Heaving ground is one of the most apparent signs that your potatoes require hilling. As the growing season progresses, the tubers may need two or three more hilling periods until mid to late summer. 

You See Tubers

A female gardener in white and gray gloves hills the soil around rows of vigorous green-leaved plants stretch across hilled mounds of earth, using a garden trowel and rake.
Tubers peeking out need a blanket before sunlight hits.

Alongside the heaving ground, you may see tubers forming on the soil’s surface! Though this is a good sign that you have a healthy crop forming, the potatoes may turn green if they receive sunlight. Light causes potatoes to turn green and develop a poisonous substance, solanine.
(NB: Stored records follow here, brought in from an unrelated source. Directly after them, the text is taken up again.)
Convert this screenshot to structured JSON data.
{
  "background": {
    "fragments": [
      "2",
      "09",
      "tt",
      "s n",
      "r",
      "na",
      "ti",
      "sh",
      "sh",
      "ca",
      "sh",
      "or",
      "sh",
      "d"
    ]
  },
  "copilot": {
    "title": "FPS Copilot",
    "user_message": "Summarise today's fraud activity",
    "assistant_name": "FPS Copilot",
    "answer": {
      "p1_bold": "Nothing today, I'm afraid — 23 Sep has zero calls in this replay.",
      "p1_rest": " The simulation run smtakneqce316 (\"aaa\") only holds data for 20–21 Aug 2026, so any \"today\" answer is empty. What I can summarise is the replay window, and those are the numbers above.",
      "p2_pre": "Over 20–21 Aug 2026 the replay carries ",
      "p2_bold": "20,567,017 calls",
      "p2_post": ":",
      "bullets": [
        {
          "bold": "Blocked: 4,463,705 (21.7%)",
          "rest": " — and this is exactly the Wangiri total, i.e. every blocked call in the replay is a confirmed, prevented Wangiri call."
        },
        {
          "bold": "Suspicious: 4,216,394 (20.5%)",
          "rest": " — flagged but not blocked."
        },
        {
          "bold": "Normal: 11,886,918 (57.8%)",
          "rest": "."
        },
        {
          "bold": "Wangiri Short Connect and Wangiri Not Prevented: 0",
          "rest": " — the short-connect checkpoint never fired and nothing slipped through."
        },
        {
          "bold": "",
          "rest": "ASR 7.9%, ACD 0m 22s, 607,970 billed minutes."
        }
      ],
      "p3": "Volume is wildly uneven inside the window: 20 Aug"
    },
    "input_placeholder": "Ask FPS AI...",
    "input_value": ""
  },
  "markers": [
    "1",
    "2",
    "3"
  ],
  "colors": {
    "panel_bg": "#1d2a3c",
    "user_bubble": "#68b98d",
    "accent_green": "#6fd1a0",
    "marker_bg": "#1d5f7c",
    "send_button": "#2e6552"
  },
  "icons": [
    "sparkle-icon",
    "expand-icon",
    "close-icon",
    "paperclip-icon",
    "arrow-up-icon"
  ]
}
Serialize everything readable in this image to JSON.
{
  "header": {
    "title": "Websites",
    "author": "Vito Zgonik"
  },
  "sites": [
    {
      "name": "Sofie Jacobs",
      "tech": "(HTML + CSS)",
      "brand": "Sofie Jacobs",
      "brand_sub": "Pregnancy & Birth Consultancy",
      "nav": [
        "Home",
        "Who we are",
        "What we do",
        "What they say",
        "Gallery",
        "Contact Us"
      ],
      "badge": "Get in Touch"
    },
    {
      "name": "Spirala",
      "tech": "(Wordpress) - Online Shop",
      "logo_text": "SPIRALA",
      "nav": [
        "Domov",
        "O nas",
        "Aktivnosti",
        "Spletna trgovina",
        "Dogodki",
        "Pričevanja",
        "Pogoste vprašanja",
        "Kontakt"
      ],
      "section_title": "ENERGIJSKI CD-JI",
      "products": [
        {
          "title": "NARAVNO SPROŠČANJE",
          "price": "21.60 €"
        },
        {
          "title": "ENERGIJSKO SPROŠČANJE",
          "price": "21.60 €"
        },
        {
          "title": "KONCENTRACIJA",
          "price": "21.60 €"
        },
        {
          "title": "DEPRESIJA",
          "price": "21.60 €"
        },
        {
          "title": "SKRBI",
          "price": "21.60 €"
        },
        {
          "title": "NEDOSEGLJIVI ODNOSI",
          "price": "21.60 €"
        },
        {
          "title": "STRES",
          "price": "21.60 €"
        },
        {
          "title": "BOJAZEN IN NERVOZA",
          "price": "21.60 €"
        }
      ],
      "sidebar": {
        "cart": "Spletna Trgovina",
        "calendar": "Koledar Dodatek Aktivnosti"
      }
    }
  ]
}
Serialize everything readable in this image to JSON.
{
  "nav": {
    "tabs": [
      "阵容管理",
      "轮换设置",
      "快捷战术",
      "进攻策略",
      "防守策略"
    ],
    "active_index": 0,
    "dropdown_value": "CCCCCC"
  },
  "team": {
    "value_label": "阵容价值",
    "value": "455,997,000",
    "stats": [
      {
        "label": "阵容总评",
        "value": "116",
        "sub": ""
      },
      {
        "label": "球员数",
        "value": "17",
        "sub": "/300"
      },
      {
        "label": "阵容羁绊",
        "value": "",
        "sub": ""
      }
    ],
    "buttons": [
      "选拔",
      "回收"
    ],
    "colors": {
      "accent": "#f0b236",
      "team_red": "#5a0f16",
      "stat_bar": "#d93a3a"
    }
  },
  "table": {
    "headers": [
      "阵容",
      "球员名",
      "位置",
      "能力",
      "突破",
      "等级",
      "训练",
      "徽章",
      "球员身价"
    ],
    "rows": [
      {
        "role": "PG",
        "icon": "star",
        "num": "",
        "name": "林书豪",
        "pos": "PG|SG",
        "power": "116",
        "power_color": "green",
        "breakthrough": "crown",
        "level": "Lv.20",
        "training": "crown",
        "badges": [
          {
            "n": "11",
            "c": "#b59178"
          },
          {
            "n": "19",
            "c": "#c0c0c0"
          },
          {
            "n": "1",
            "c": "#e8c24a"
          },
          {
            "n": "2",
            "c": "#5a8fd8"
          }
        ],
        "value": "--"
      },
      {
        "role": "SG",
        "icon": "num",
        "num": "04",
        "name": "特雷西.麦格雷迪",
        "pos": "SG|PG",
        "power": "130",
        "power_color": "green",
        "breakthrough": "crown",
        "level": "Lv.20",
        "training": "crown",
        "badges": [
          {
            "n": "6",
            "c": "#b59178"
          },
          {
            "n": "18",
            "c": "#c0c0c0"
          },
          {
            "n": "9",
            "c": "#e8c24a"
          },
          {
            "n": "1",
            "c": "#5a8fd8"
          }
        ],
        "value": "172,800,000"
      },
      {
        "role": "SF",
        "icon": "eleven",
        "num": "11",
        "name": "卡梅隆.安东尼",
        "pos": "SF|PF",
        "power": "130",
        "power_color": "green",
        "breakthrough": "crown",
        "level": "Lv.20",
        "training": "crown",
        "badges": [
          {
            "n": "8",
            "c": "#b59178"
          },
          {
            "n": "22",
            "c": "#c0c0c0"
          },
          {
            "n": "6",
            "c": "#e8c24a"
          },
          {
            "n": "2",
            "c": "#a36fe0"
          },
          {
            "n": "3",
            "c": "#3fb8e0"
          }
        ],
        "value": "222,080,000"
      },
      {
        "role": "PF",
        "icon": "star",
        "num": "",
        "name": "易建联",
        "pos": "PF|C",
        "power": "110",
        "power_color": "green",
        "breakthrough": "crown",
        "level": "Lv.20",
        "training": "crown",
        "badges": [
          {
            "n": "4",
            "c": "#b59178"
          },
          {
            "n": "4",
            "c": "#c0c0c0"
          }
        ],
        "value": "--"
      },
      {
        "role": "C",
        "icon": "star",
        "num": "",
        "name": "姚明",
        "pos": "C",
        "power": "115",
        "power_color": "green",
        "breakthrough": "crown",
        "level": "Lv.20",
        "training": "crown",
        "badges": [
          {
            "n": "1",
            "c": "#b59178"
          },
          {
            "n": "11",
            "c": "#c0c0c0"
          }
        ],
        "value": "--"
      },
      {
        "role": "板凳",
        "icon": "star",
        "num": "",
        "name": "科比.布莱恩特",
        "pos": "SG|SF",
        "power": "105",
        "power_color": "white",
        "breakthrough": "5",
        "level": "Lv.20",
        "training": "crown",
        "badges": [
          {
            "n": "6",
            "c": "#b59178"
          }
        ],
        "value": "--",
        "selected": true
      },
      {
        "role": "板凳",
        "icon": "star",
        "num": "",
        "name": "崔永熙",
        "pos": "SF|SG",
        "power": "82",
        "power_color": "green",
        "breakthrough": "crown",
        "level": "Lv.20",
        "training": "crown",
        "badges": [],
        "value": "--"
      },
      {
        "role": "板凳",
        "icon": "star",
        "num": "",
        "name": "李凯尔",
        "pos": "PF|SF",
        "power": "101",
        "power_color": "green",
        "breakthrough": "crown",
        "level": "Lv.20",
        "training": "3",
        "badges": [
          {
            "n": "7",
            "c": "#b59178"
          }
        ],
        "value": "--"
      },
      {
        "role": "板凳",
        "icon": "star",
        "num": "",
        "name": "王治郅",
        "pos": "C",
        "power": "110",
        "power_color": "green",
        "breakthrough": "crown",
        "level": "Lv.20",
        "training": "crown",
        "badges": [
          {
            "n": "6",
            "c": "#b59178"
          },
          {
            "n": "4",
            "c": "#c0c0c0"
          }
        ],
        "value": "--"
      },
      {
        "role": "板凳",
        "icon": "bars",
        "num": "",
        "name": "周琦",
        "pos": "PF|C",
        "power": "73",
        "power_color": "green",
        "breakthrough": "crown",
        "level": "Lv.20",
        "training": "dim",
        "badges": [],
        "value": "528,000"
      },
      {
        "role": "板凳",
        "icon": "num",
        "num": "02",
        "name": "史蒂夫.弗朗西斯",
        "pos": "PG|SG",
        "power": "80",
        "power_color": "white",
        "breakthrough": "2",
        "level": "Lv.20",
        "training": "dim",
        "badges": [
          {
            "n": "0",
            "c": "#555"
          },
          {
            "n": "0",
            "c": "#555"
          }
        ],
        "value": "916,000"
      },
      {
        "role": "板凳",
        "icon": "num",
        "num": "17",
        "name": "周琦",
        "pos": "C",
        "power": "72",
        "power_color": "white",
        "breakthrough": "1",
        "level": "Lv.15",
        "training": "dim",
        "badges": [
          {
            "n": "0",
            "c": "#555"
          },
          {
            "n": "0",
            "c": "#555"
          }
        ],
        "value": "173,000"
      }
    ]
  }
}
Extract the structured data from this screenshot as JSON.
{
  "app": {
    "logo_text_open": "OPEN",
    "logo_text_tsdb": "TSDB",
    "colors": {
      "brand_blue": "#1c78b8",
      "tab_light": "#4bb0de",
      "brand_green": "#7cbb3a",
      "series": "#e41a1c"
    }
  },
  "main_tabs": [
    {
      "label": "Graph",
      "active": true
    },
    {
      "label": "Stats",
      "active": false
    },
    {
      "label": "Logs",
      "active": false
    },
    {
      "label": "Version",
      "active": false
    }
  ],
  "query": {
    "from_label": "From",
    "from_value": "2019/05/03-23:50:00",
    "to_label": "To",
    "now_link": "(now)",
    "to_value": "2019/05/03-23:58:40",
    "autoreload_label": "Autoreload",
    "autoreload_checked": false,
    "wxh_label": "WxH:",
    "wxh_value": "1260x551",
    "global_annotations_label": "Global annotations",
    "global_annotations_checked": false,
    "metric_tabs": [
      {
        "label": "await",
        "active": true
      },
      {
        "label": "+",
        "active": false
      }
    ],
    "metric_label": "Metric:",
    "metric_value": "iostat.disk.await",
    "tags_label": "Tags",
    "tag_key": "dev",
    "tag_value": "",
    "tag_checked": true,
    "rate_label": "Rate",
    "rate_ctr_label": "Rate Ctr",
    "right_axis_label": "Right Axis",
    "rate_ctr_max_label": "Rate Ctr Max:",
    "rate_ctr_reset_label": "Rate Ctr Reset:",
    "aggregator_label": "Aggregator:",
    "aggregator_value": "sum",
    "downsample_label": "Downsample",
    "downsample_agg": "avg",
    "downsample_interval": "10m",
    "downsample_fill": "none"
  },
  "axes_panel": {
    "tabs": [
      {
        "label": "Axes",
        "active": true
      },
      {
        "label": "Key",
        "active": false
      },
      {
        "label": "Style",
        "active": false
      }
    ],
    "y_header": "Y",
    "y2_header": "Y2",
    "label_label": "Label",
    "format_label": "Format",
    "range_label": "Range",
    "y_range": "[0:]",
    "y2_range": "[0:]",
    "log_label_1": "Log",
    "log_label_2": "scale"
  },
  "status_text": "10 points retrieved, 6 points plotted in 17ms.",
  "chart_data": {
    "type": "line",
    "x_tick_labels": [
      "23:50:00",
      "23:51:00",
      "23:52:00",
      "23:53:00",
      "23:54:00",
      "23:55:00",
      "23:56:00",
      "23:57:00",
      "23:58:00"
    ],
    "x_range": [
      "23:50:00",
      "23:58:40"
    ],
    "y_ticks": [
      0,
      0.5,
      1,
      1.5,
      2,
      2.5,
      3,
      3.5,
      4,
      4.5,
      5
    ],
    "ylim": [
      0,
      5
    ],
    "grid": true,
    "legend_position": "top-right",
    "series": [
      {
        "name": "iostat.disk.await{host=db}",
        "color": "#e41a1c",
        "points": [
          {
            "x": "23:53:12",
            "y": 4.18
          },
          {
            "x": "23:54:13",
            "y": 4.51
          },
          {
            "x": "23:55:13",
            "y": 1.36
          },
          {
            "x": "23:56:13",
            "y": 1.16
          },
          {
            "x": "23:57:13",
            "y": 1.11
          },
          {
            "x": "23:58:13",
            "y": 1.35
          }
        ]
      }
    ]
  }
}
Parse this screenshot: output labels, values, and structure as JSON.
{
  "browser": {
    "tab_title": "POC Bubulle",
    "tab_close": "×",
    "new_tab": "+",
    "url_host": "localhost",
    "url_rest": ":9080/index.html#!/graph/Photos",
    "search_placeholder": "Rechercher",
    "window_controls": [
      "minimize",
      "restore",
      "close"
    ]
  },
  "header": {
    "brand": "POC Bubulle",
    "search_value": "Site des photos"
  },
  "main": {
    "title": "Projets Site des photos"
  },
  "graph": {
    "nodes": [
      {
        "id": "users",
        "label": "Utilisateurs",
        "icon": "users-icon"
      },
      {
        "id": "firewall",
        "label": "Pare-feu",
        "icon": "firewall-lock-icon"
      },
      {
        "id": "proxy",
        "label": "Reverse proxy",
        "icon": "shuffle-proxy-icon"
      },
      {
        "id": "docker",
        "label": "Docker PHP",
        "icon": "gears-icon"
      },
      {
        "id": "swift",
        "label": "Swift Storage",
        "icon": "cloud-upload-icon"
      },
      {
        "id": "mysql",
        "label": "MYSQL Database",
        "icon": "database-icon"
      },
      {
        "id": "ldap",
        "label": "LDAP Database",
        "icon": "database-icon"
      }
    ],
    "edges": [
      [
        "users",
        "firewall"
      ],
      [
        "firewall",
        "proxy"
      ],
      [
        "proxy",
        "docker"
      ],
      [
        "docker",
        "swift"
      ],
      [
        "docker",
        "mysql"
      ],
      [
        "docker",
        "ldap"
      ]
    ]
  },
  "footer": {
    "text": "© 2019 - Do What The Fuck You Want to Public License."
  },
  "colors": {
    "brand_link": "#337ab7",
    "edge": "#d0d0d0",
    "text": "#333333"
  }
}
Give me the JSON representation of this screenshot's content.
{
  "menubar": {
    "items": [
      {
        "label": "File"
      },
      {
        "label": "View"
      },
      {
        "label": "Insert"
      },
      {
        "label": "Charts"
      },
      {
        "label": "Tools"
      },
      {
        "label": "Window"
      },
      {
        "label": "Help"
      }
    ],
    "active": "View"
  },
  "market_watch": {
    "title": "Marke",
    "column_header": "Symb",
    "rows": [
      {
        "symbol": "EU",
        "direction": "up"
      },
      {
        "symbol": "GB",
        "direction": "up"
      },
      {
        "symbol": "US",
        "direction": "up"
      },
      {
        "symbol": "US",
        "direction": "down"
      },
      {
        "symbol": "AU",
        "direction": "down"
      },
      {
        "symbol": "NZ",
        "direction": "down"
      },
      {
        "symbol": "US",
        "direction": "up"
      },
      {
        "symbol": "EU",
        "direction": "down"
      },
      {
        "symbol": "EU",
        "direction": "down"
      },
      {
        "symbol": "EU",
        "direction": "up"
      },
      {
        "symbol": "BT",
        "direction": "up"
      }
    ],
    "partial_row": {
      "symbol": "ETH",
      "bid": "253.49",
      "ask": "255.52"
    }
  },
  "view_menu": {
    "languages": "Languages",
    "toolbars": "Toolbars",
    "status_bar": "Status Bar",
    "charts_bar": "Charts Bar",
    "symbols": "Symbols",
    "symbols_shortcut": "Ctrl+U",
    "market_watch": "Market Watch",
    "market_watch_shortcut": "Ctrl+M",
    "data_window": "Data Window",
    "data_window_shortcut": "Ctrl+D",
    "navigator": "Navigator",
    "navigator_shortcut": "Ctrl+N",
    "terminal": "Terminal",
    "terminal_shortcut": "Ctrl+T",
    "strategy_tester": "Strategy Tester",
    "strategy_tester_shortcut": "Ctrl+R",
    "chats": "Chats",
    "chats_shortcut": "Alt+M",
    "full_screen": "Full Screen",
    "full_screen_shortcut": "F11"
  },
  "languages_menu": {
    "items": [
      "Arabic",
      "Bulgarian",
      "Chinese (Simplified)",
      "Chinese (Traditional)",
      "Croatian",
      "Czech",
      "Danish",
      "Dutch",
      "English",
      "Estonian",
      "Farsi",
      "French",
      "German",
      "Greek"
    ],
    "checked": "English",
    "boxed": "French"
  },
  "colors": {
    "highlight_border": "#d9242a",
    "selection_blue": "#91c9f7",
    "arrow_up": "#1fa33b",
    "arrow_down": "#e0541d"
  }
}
Hilling is the best way to discourage the greening process and poisonous solanine. Cover your potato crop with mulch as the tubers appear on the ground; they’ll form near the stems aboveground. Keep the site moist, and water it well after adding more mulch or dirt.

Always avoid eating green potatoes. They’re unfit for consumption, but you can plant them as seed pieces in early spring or midsummer for a fall crop. 

Flower Buds Appear

Clusters of delicate pale purple flowers with yellow centers bloom above leafy green stems in a garden bed.
Blossoms are a hint the real growth is happening unseen.

Flowers appearing may or may not be a good sign that it’s time to hill—it all depends on how many times you’ve hilled in the past. If you’ve been diligent with hilling and have covered the stems frequently, you may do one last covering as the flowers open

If you haven’t hilled at all and the stems are long, floppy, and dense with leaves, it may not be a good idea to add soil around the stems. Potato flowers appearing is a sign that tubers are forming. The aboveground stems will begin yellowing and dying back, and they won’t develop new roots if you bury them.

Fun fact: if you collect the potato fruits that form from the flowers, you can harvest seeds and try sprouting them! Potato seeds develop new traits when the seedlings sprout; you may discover a new variety if you grow them to maturity. Like green tubers, the fruits are poisonous. Never eat them, and use them solely for collecting seeds. 

Key Takeaways

  • You may hill these tuberous vegetables from early spring through midsummer, or midsummer to early autumn when planting a fall crop. 
  • Watch for heaving ground, as it’s the main sign that it’s time to hill your crop. 
  • Use a nutrient-rich mulch or potting soil to hill these tuberous veggies. Compost is ideal
  • It’s too late to hill potatoes if their stems have flowered and are dying back.
  • Green potatoes and fruits are poisonous; use them for growing new plants and never for eating.

Frequently Asked Questions

Can you hill potatoes after they flower?

It’s not a good idea to do that. The stems will begin dying back, and they won’t form roots if you cover them after the flowering period.

When should you hill potatoes in containers, grow bags, or raised beds?

You may hill them anytime after they’ve grown long, thick stems aboveground. Leave some leafy portions aboveground, and cover the leafless lower stems.

Can you hill potatoes with leaves?

You can, though they may rot if the leaves form a layer that’s too thick. Consider composting the leaves first to form leaf mold to hill with, or use compost, straw, or potting soil.